Именно идеология немецкого протекционизма Фридриха Листа, реализованная объединённой Германией Отто фон Бисмарка (1815–1898), своим примером и пафосом породила индустриализацию эпохи императора Александра III, которую в наибольшей степени идеологически связывают с экономической политикой С. Ю. Витте. В этой идейной формуле, лежащей на поверхности интеллектуальных интересов Витте и его союзника Менделеева, можно искать особые смыслы – и они найдены330. Одним словом, именно германский протекционизм Ф. Листа стал образцом индустриального успеха России331. Популярный и энергичный очерк француза русского происхождения уверенно проводит прямую связь между образцом и успехом, реконструируя, на какой исторической сцене пришлось действовать России во второй половине XIX века, одновременно с объединением Германии:
«в самом сердце Европы появляется другой титан. Бедный ещё в 1870 году, немецкий колосс четверть века спустя лишь немногим уступает французскому уровню жизни. Причина этого успеха – в политике протекционизма, основанного на ярой англофобии. Фридрих Лист выразил это в своей “Отечественной332 системе политической экономии”: “мы ненавидим всей душой коммерческую тиранию в Джона Буля [Британии – М. К.], норовящую всем завладеть в одиночку, не позволяющую ни одному народу подняться на более высокий уровень и показать свои преимущества”. Под прикрытием таможенных бастионов Германия развивала свои сильные стороны (…) Следует ли приступать к созданию железнодорожных сетей? Инженеры относят к этому скептически, учёные – сдержанно, а банкиры – с тревогой. Между тем, в 1842–1843 годах ситуация в мире резко меняется, главным образом под влиянием экономистов. Подобно Фридриху Листу в Германии, они прежде других поняли, что железная дорога играет ведущую роль в процессе индустриализации (…) Технологическая цепочка уголь – металл – машина воплощается в жизнь»333.

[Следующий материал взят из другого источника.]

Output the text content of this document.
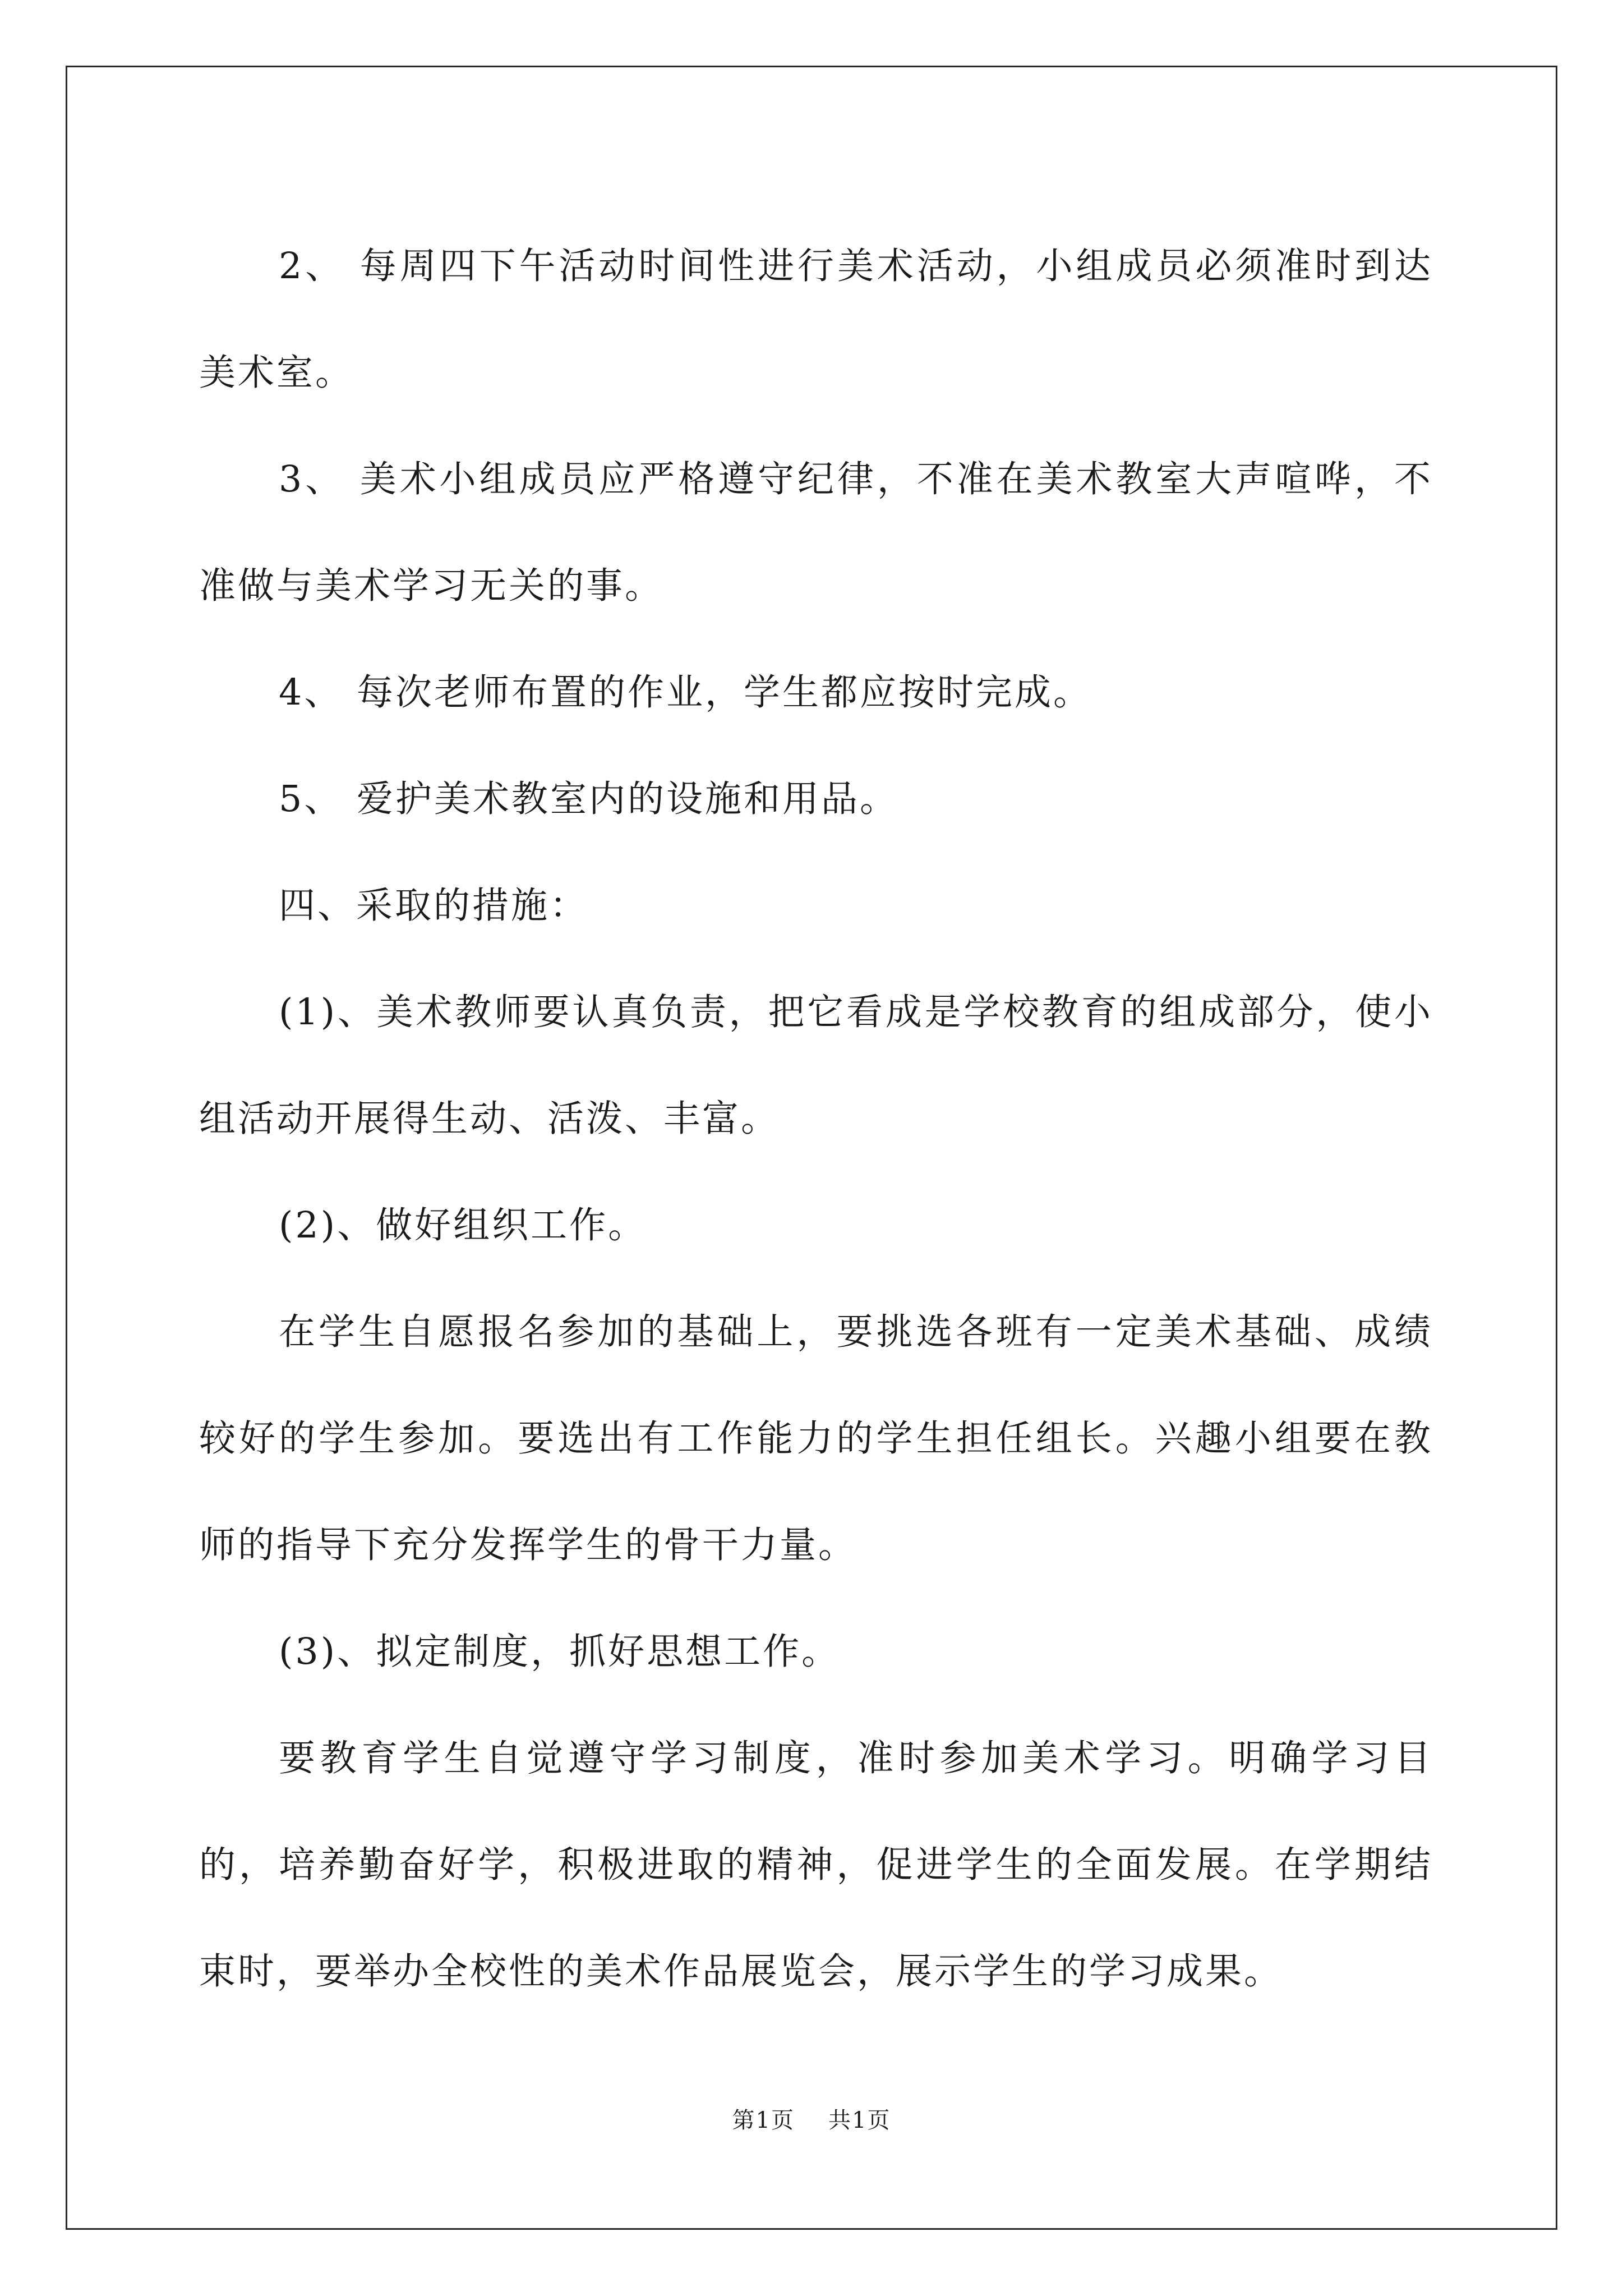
2、 每周四下午活动时间性进行美术活动，小组成员必须准时到达美术室。

3、 美术小组成员应严格遵守纪律，不准在美术教室大声喧哗，不准做与美术学习无关的事。

4、 每次老师布置的作业，学生都应按时完成。

5、 爱护美术教室内的设施和用品。

四、采取的措施：

(1)、美术教师要认真负责，把它看成是学校教育的组成部分，使小组活动开展得生动、活泼、丰富。

(2)、做好组织工作。

在学生自愿报名参加的基础上，要挑选各班有一定美术基础、成绩较好的学生参加。要选出有工作能力的学生担任组长。兴趣小组要在教师的指导下充分发挥学生的骨干力量。

(3)、拟定制度，抓好思想工作。

要教育学生自觉遵守学习制度，准时参加美术学习。明确学习目的，培养勤奋好学，积极进取的精神，促进学生的全面发展。在学期结束时，要举办全校性的美术作品展览会，展示学生的学习成果。

第1页 共1页
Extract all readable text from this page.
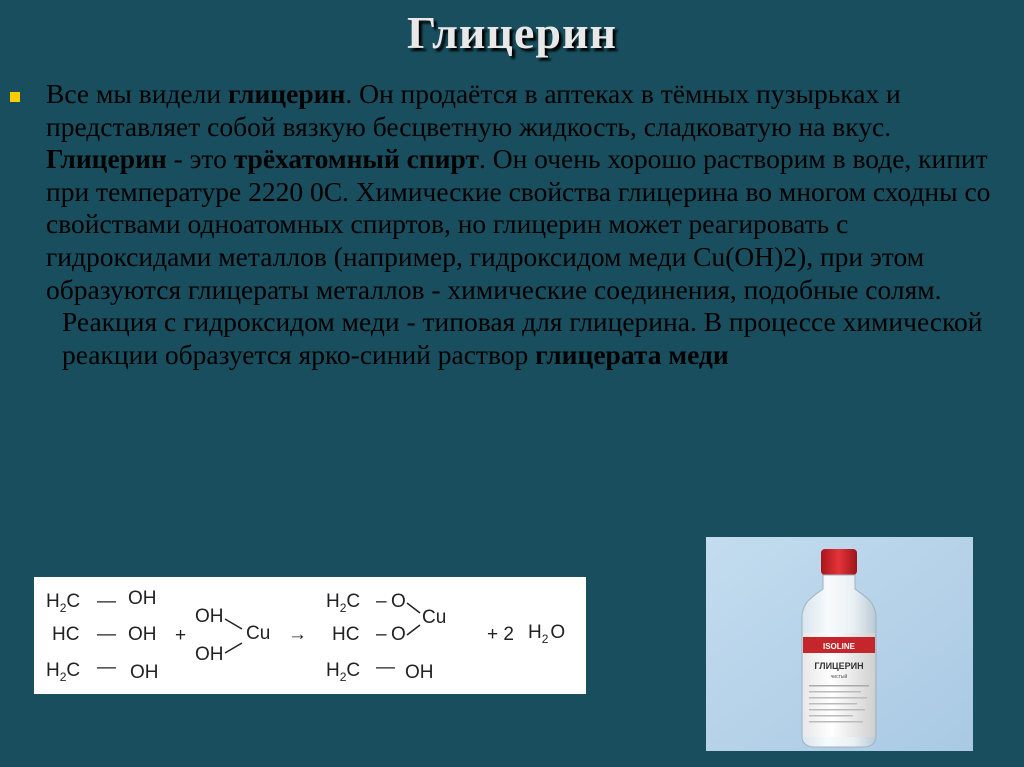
Глицерин

Все мы видели глицерин. Он продаётся в аптеках в тёмных пузырьках и представляет собой вязкую бесцветную жидкость, сладковатую на вкус. Глицерин - это трёхатомный спирт. Он очень хорошо растворим в воде, кипит при температуре 2220 0С. Химические свойства глицерина во многом сходны со свойствами одноатомных спиртов, но глицерин может реагировать с гидроксидами металлов (например, гидроксидом меди Cu(OH)2), при этом образуются глицераты металлов - химические соединения, подобные солям.

Реакция с гидроксидом меди - типовая для глицерина. В процессе химической реакции образуется ярко-синий раствор глицерата меди

$H_2C$ — OH
HC — OH
$H_2C$ — OH
+
OH
OH
Cu →
$H_2C$ – O
HC – O
Cu
$H_2C$ — OH
+ 2 $H_2$ O
ISOLINE
ГЛИЦЕРИН
чистый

Глубокий французский исследователь основ европейского модерна (современности) как раннего капитализма, практически и идеологически тесно связанного с полицейским государством и биополитикой, Мишель Фуко (1926–1984) убедительно выразил реализацию либерального (особенно британского) капитализма конца XVIII–XIX вв. как системы не столько свободы, сколько принципиального и крайнего неравенства, доминирования и взаимной вражды. Они и стали тем историческим ландшафтом, на котором разворачивались конкурирующие образы / образцы развития для России. Это был выбор без выбора, наука для уже избранных и бремя для всех остальных. М. Фуко пишет:
«В эту эпоху открывается мировой и планетарный рынок, а по отношению к этому мировому рынку утверждается привилегированное положение Европы, хотя в эту эпоху в равной мере утверждается идея о том, что конкуренция между европейскими государствами есть фактор всеобщего благосостояния… в XIX в. мы вступаем в тяжелейшую эпоху войн, таможенных тарифов, экономического протекционизма, национальных экономик, политического национализма, [самых] великих войн, которые только знал мир. (…) Чтобы спасти свободу торговли, к примеру, американские правительства, сами воспользовавшиеся этой проблемой, чтобы восстать против Англии, с начала XIX в. установят защитные таможенные тарифы, спасая свободу торговли, которую могла скомпрометировать английская гегемония»334.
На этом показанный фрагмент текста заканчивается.